Fachtagung Dialog Grun
Le colloque Dialog Grün s’est tenu à l’Auditorium Maximum de l’ETH. Photo : ETH Zurich


Les nouvelles méthodes de génie génétique suscitent des controverses dans le monde entier. La question de leur évaluation correcte et de leur réglementation fait actuellement l’objet d’études approfondies aussi bien en Suisse que dans l’Union européenne. Début juin, le Plant Science Center et le Collegium Helveticum ont consacré leur colloque bisannuel
Dialog Grün aux nouvelles technologies dans la recherche végétale («Neue Technologien in der Pflanzenforschung – eine Alternative zu Pflanzenschutzmitteln?»). Ont notamment participé à cette manifestation l’Office fédéral de l’agriculture OFAG et Scienceindustries, le lobby des industries Chimie, Pharma et Biotech.

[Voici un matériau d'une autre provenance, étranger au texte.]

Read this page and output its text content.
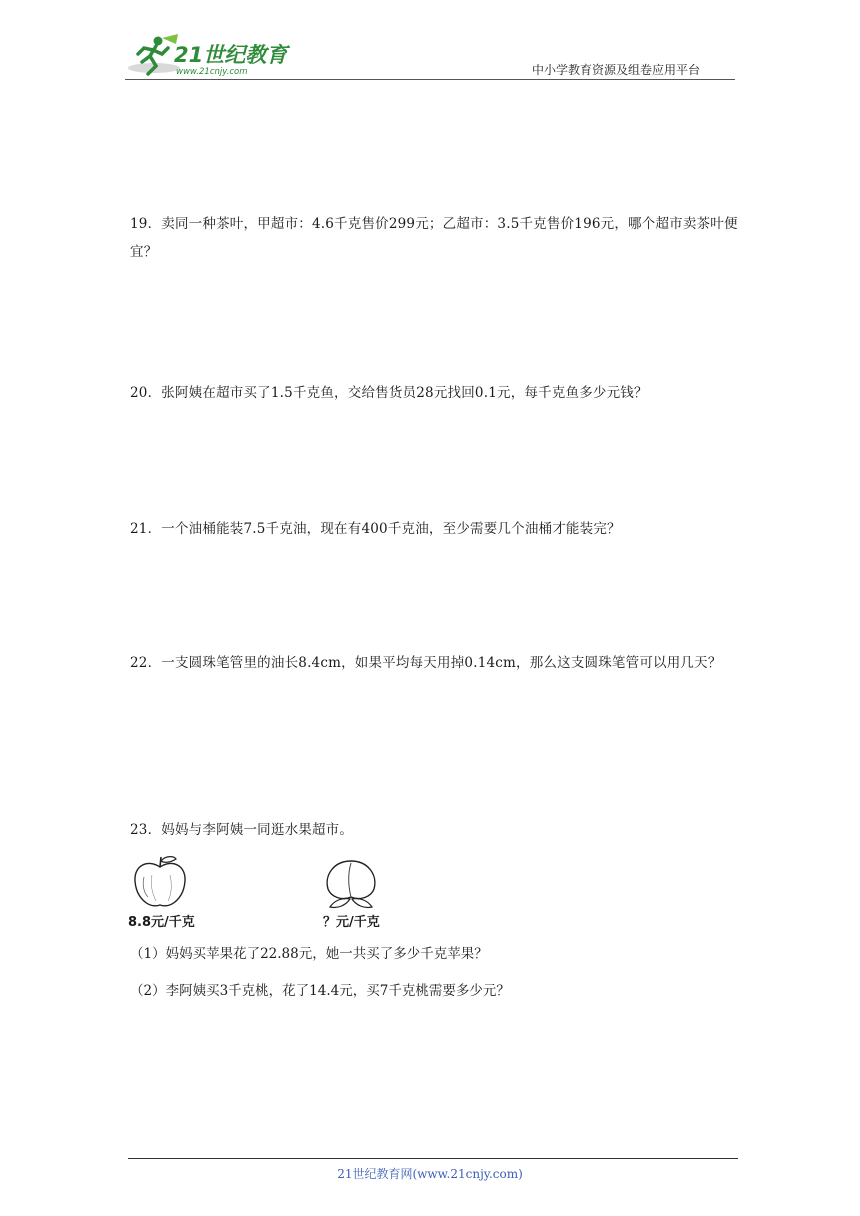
21世纪教育
www.21cnjy.com	中小学教育资源及组卷应用平台
19．卖同一种茶叶，甲超市：4.6千克售价299元；乙超市：3.5千克售价196元，哪个超市卖茶叶便宜？
20．张阿姨在超市买了1.5千克鱼，交给售货员28元找回0.1元，每千克鱼多少元钱？
21．一个油桶能装7.5千克油，现在有400千克油，至少需要几个油桶才能装完？
22．一支圆珠笔管里的油长8.4cm，如果平均每天用掉0.14cm，那么这支圆珠笔管可以用几天？
23．妈妈与李阿姨一同逛水果超市。
8.8元/千克	？元/千克
（1）妈妈买苹果花了22.88元，她一共买了多少千克苹果？
（2）李阿姨买3千克桃，花了14.4元，买7千克桃需要多少元？
21世纪教育网(www.21cnjy.com)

En lieu et place du dialogue annoncé, on a assisté à un monologue de la part des partisans des plantes transgéniques. Dans son exposé d’ouverture, la vice-directrice de l’OFAG s’est elle aussi exprimée sans réserve en faveur des nouvelles méthodes génétiques, bien que ces dernières en soient toujours au stade expérimental. Une attitude pour le moins surprenante, sachant que l’OFAG, avec sa nouvelle politique agricole, tout comme l’ensemble du secteur agroalimentaire suisse, misent systématiquement sur une stratégie qualité exempte d’OGM.

L’un des intervenants a certes suggéré une discussion en amont avec la société civile. Mais le colloque n’a pas laissé la place à un tel dialogue différencié d’égal à égal. Il n’y avait par exemple aucun membre de la Commission fédérale d’éthique pour la biotechnologie dans le domaine non humain (CENH) parmi les intervenants. La CENH a pourtant produit en mars 2016 un rapport solide assorti d’expertises externes sur la question de la réglementation des nouvelles techniques génétiques. Le recours à des chercheurs critiques a lui aussi fait défaut. L’Alliance suisse pour une agriculture sans génie génétique et ses partenaires demandent aux institutions publiques de recherche scientifique d’instaurer un véritable débat autour des orientations élémentaires à donner à la sélection végétale de demain.

StopOGM milite pour une utilisation critique et réfléchie des nouvelles méthodes génétiques de sélection végétale et animale, vu que de nombreuses questions concernant les risques à long terme et la contamination de l’environnement demeurent encore sans réponse. Elle demande à ce que les nouvelles techniques génétiques de sélection végétale soient réglementées par la loi sur le génie génétique afin de tenir compte du principe de précaution et du processus « étape par étape ».